My life seemed to really be taking o ff now. After years of going to therapy and rehabbing independently in the gym, I was now participating more in life. I was going to several places around town – restaurants, museums, World Cup parties. Every week my life in Minneapolis resembled a little more what it had been before the stroke. Amid all of these life-affirming experiences, my father called to tell me that he and my brothers had decided to have a family get together at my younger brother’s home in Dallas.
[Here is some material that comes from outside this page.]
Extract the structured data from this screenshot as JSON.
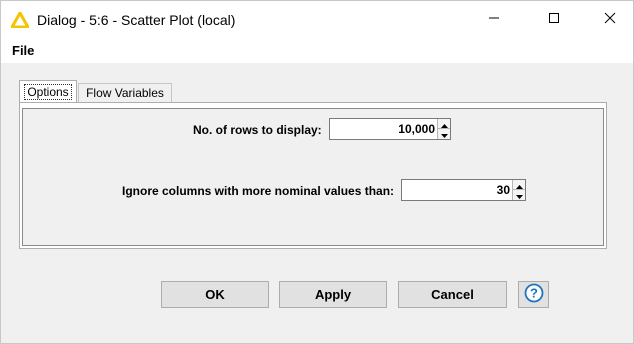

It was set for Independence Day. Although it sounded like something that would be financially Herculean, I told Dad I would be there.
Since I still had money in my bank account from my May disability payment, I purchased a ticket on Expedia. That way I would be able to devote all of the disposable income from my late June payment to travel. Before the stroke, I had often traveled with twenty dollars or less in my pocket, figuring that as long as my bags and I both made it to our destination, everything would work out. Now it was hard not to worry about every aspect of life. One of the fears this included was “What if I ended up stranded somewhere with no money?” As such, I always tried to travel with a minimum of a hundred dollars at my disposal.
I dedicated the next few weeks to doing things that would make it easier to transition into independent life after I returned home. For one thing, the housing application I had placed with Minneapolis Public Housing had finally gone through. I had been awarded an apartment in the building I had been so excited about. That was the next day. The housing representative drove me over to sign on Friday, June 29th, and I asked what the rental amount would be. The leasing agent assured me that payment would not be due until the 10th, but I insisted on writing the check that day. Why run the risk of anything going wrong?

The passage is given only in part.